Tennis superstar Serena Williams, who used GLP-1s to slim down after having children, was featured in this year’s Super Bowl commercial promoting telehealth company Ro’s weight-loss medication.

Serena Williams holding a GLP-1 weight-loss medicine injector.

Serena Williams poses for an ad campaign for a weight-loss drug. Ro/Handout/Reuters

Women may be particularly vulnerable to the drugs’s side effects, which can also include nausea, diarrhea, migraines and rarer cases of pancreatitis.

A study last year from a university hospital in Turin, Italy, showed that women are more prone to adverse reactions to weight-loss drugs than men, including muscle loss.

Green, the researcher, said the issue is of particular concern to those taking GLP-1s recreationally and who don’t have much muscle mass to begin with. Others say a lack of oversight is compounding the issue.

“Patients are self-reporting, and telehealth companies don’t have the patient in front of them to conduct a proper medical assessment,” said Rupal Mathur, an internist in Houston whose practice specializes in weight loss.

She said medical spas are prescribing off-label drugs that don’t meet the criteria set out by the FDA that justify a prescription.
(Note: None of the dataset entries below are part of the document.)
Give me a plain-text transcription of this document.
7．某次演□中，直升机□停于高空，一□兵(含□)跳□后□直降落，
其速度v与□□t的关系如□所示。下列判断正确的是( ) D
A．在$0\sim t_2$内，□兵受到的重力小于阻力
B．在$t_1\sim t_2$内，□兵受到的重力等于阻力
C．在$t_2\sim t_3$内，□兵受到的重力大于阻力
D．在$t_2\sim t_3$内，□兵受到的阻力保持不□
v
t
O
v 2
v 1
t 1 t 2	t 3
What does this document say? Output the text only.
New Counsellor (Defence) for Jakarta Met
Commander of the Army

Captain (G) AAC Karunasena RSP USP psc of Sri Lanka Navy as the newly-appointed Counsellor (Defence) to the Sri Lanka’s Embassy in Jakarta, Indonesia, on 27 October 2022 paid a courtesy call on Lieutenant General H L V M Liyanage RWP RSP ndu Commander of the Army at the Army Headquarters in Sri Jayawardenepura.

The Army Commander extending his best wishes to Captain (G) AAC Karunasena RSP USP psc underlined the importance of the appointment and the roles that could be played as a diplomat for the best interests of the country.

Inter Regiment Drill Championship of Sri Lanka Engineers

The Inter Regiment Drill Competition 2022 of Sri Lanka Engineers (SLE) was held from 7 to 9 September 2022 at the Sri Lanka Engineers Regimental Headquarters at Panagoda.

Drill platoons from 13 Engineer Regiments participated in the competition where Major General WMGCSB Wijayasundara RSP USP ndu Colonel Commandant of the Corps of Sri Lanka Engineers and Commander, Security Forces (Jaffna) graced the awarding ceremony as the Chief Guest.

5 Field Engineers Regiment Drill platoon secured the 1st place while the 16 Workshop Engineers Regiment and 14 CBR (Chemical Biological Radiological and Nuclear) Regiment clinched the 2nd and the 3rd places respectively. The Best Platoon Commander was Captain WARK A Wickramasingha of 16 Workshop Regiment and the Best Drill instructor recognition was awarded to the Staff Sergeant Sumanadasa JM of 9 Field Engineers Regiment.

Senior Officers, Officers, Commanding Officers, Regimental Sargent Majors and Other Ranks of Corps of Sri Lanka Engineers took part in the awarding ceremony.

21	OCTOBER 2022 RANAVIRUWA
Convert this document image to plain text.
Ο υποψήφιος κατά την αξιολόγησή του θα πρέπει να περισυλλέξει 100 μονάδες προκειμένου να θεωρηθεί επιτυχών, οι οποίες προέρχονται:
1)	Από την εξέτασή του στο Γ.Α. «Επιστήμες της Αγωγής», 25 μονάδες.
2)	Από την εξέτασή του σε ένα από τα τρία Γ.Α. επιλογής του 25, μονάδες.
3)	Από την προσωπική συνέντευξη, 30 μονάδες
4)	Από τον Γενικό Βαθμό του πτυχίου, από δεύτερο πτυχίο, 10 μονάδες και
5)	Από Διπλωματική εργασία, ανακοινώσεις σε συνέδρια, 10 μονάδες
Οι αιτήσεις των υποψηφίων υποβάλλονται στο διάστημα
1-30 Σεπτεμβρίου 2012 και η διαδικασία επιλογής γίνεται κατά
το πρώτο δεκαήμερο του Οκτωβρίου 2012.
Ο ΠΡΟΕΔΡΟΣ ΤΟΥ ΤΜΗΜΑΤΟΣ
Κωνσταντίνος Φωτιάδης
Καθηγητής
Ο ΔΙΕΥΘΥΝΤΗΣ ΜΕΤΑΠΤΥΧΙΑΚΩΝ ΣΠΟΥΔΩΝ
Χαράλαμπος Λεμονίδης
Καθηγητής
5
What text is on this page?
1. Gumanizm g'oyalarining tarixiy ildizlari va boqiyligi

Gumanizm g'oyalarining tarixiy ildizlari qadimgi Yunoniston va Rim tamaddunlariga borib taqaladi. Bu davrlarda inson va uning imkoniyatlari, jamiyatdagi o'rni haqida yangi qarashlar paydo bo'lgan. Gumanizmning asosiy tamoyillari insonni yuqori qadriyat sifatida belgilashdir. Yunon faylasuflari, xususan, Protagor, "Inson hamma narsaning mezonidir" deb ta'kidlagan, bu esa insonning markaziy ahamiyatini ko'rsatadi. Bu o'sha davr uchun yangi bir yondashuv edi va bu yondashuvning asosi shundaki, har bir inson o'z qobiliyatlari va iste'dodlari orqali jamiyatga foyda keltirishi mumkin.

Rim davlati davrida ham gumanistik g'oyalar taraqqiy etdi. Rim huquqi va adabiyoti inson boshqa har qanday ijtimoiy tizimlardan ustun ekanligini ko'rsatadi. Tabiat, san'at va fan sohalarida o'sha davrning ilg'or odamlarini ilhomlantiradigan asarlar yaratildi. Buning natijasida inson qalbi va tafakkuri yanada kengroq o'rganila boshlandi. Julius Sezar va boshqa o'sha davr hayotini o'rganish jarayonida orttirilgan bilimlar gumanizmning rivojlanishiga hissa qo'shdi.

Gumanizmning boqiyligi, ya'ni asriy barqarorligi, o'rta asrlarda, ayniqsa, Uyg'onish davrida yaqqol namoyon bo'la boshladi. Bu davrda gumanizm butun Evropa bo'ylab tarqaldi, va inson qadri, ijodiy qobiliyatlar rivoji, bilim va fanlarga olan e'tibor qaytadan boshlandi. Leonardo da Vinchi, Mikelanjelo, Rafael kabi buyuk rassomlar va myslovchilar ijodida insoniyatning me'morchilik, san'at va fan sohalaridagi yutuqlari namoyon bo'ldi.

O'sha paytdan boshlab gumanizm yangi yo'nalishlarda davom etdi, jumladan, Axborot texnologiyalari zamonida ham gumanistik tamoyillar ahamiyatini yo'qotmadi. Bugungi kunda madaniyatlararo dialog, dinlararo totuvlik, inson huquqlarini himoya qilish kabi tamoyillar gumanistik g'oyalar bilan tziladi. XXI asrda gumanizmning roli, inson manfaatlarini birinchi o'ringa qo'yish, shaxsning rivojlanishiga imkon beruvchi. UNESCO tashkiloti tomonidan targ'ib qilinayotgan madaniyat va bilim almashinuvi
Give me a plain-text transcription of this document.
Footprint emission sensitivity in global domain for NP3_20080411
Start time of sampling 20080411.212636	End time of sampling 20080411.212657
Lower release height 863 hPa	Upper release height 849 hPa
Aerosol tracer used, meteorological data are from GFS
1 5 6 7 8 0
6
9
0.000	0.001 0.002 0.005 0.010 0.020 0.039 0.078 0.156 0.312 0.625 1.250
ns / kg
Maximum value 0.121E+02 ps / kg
The number of people taking weight-loss drugs who are not living with obesity or Type 2 diabetes is difficult to track since it is unregulated.

However, an analysis by the FDA from 2023 found that more than half of new Ozempic and Mounjaro users didn’t have Type 2 diabetes.

Scientists are calling for more clinical trials to pin down the full effects of weight-loss drugs on muscle loss in different demographics.

“The only studies that have been done have looked at people living with obesity or Type 2 diabetes,” said Green. “That makes it all the more concerning for those using weight-loss drugs in an ad hoc or unregistered way.”